The war for the hearts and minds of Washington-area baseball fans was fought yesterday in the Battle of Farragut Square, and it was a victory for the Baltimore Orioles.
The Orioles held their annual D.C. FanFest in Farragut Square, an event the club began three years ago to establish its presence in a Washington market that has been pursuing a team of its own.
More fans turned out yesterday than ever before. The same was true of personnel from the Orioles, who sent their biggest contingent ever to plant the team flag in the heart of the District.
The Orioles presence is a source of controversy in the Washington area, which has been trying for several years to secure a major league club to replace the Senators team that departed in 1971. The Orioles have resisted efforts to put another team so close, and if they scored an uncontested victory yesterday at FanFest, the fight clearly isnt over.
Fans stood in long lines under the hot sun to get autographs from a group of relatively anonymous players — Cal Ripken wasnt there, but John Parrish and Jay Gibbons were — most of whom were unknown to them.
They would have been just as excited to get autographs from a Washington-area team, and they dont think the Orioles should try to prevent one from coming — something owner Peter Angelos steadfastly has sought to do.
Maxine Rheingold is an Orioles fan from Silver Spring who grew up watching baseball in Washington and believes it will be back.
"It is coming back here, and I dont think the Orioles can stop it," she said. "I dont think it will hurt them."
David Hartzell of Alexandria also wants baseball back in the Washington area, even though he waited in line yesterday for an Orioles autograph.
"The Orioles are the closest team we have now," he said. "But if there was a team here Id be there, especially if it was in Northern Virginia.
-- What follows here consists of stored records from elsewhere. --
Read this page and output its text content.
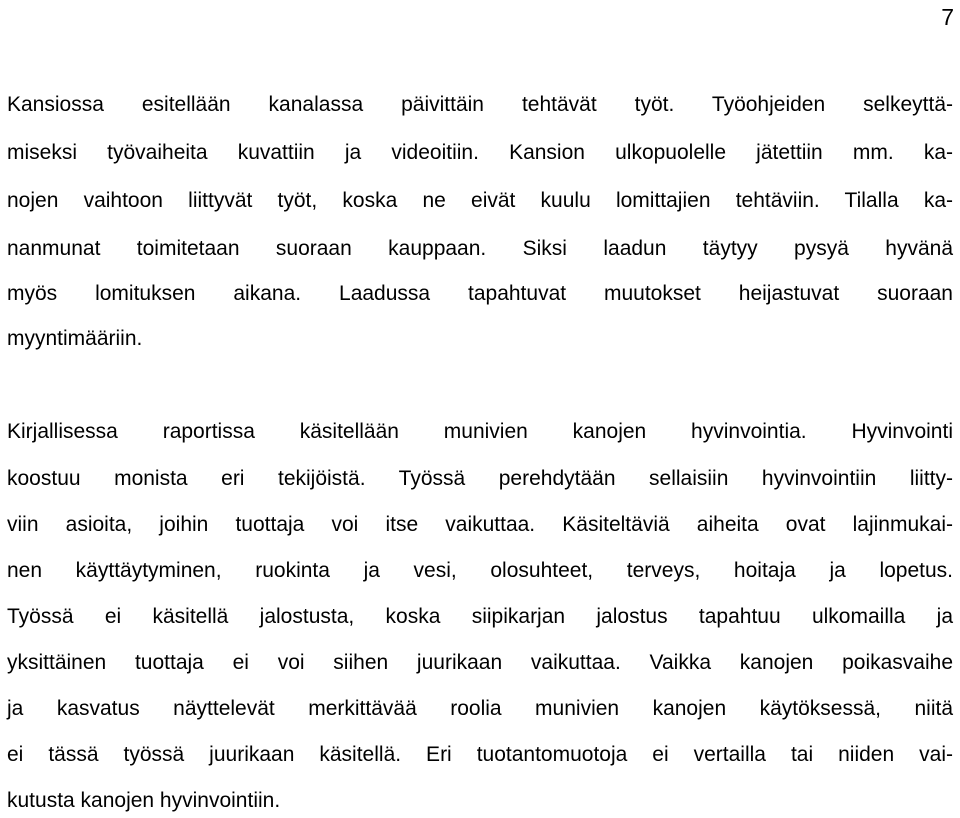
7
Kansiossa esitellään kanalassa päivittäin tehtävät työt. Työohjeiden selkeyttä-
miseksi työvaiheita kuvattiin ja videoitiin. Kansion ulkopuolelle jätettiin mm. ka-
nojen vaihtoon liittyvät työt, koska ne eivät kuulu lomittajien tehtäviin. Tilalla ka-
nanmunat toimitetaan suoraan kauppaan. Siksi laadun täytyy pysyä hyvänä
myös lomituksen aikana. Laadussa tapahtuvat muutokset heijastuvat suoraan
myyntimääriin.
Kirjallisessa raportissa käsitellään munivien kanojen hyvinvointia. Hyvinvointi
koostuu monista eri tekijöistä. Työssä perehdytään sellaisiin hyvinvointiin liitty-
viin asioita, joihin tuottaja voi itse vaikuttaa. Käsiteltäviä aiheita ovat lajinmukai-
nen käyttäytyminen, ruokinta ja vesi, olosuhteet, terveys, hoitaja ja lopetus.
Työssä ei käsitellä jalostusta, koska siipikarjan jalostus tapahtuu ulkomailla ja
yksittäinen tuottaja ei voi siihen juurikaan vaikuttaa. Vaikka kanojen poikasvaihe
ja kasvatus näyttelevät merkittävää roolia munivien kanojen käytöksessä, niitä
ei tässä työssä juurikaan käsitellä. Eri tuotantomuotoja ei vertailla tai niiden vai-
kutusta kanojen hyvinvointiin.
When the Orioles came to Baltimore in 1954, they had to get permission from the Washington Senators to move.
"They owe us something."
Washington-area residents werent the only ones who welcomed the notion of baseball back in the District. Todd Brown is a Hampstead, Md., resident — thats Carroll County, in the Orioles back yard — who thinks a team here would be welcomed by all fans of the game.
"It would be cool to have a National League team here," he said. "I think there are enough fans to go around."
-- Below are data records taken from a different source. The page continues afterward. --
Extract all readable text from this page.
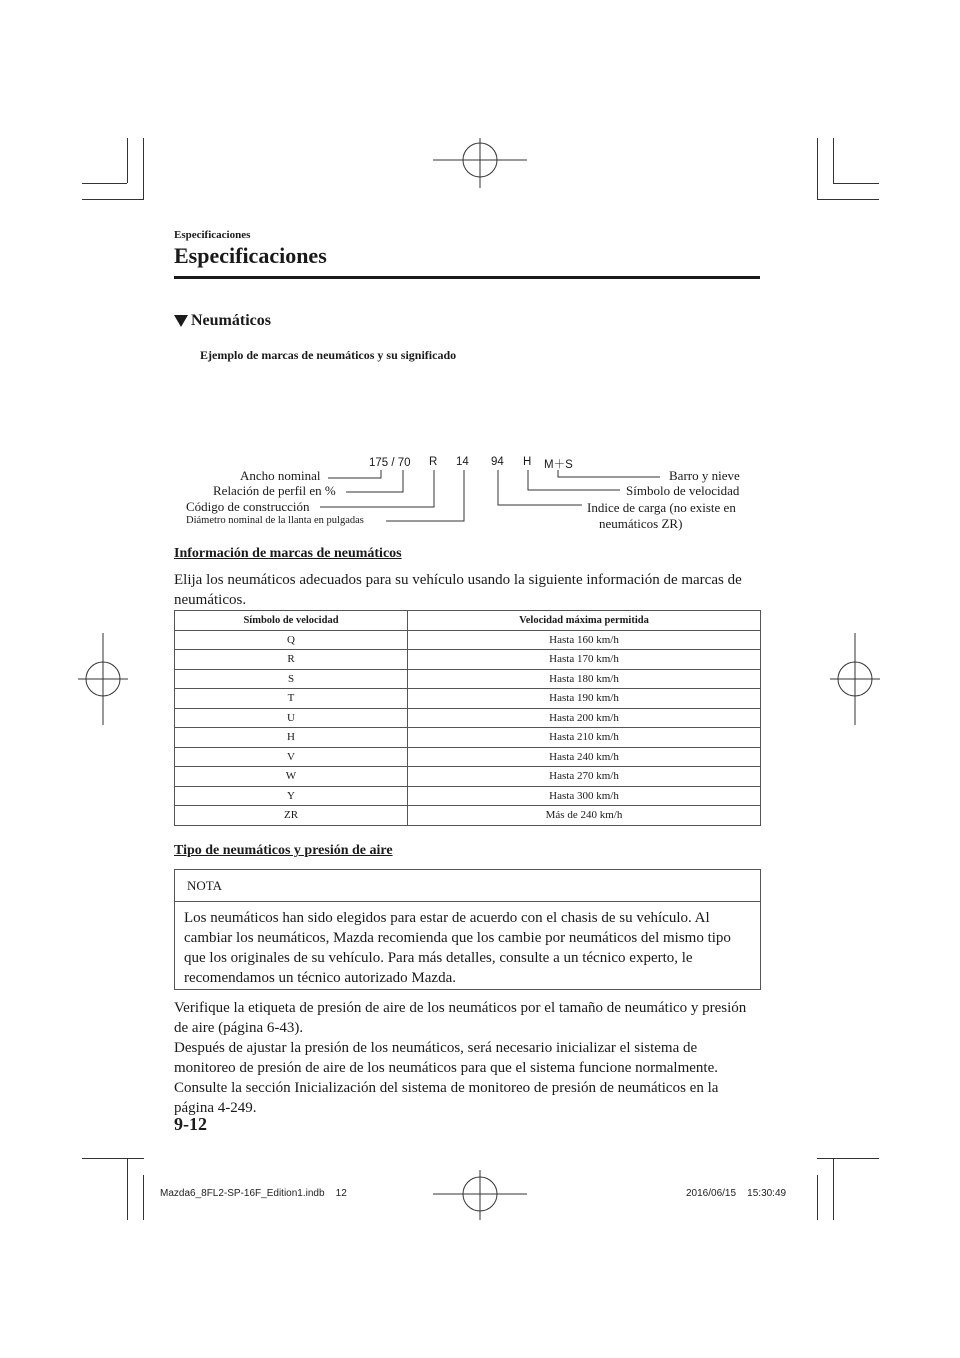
Especificaciones
Especificaciones
Neumáticos
Ejemplo de marcas de neumáticos y su significado
175 / 70 R 14 94 H M＋S
Ancho nominal
Relación de perfil en %
Código de construcción
Diámetro nominal de la llanta en pulgadas
Barro y nieve
Símbolo de velocidad
Indice de carga (no existe en
neumáticos ZR)
Información de marcas de neumáticos
Elija los neumáticos adecuados para su vehículo usando la siguiente información de marcas de neumáticos.
Símbolo de velocidad	Velocidad máxima permitida
Q	Hasta 160 km/h
R	Hasta 170 km/h
S	Hasta 180 km/h
T	Hasta 190 km/h
U	Hasta 200 km/h
H	Hasta 210 km/h
V	Hasta 240 km/h
W	Hasta 270 km/h
Y	Hasta 300 km/h
ZR	Más de 240 km/h
Tipo de neumáticos y presión de aire
NOTA
Los neumáticos han sido elegidos para estar de acuerdo con el chasis de su vehículo. Al cambiar los neumáticos, Mazda recomienda que los cambie por neumáticos del mismo tipo que los originales de su vehículo. Para más detalles, consulte a un técnico experto, le recomendamos un técnico autorizado Mazda.
Verifique la etiqueta de presión de aire de los neumáticos por el tamaño de neumático y presión de aire (página 6-43).
Después de ajustar la presión de los neumáticos, será necesario inicializar el sistema de monitoreo de presión de aire de los neumáticos para que el sistema funcione normalmente. Consulte la sección Inicialización del sistema de monitoreo de presión de neumáticos en la página 4-249.
9-12
Mazda6_8FL2-SP-16F_Edition1.indb    12	2016/06/15    15:30:49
So does the Virginia Baseball Stadium Authority.
The Stadium Authority released a study three weeks ago that contradicted the Orioles key argument against putting a team in Washington — that 20 percent to 25 percent of the clubs fan base comes from the Washington-Northern Virginia area.
The study concluded that the Orioles draw just 4 percent of their fans from Northern Virginia, 1 percent from the District and 8 percent from Montgomery and Prince Georges counties, and it heightened the battle between the Orioles and the forces seeking to bring baseball back to the Washington area.
A Virginia group led by Bill Collins and a D.C. group headed by Fred Malek are trying to relocate an existing major league franchise to the area. Speculation has increased this year that baseball will allow one or more teams to move next season.
The Montreal Expos, Minnesota Twins, Florida Marlins and Tampa Bay Devil Rays, all either struggling at the box office or unable to get a new ballpark built, are considered to be the top candidates for relocation.
Until one of those teams comes to town, however, the fans in the autograph line seemed content to make do with the team on hand — even if there wasnt a Ripken or Brady Anderson in sight.
The best-known Orioles stayed at home, making the most-asked question among fans, "Is that a player?"
Josh Towers, one of the Orioles brightest young pitching stars and — with a 5-1 record — their staff ace, walked around the square as unnoticed as any other skinny 24-year-old.
Still, the Orioles were satisfied.
"We were extremely pleased with the turnout," spokesman Bill Stetka said. "We had 18 players and coaches sign about 4,500 autographs."
There is undeniably a different atmosphere this year around the Orioles, a team consisting now of young, untested players rather than the overpaid, unhappy veterans who have marked recent seasons.
Pitching coach Mark Wiley, who also signed autographs, said he received nothing but positive feedback.
"Everyone seemed to be very upbeat and excited about the team," Wiley said. "They like what they see on the field."
Said Orioles manager Mike Hargrove, who signed autographs for 90 minutes in the sweltering heat: "There are a lot more people here this year than there were last year. I had a good time."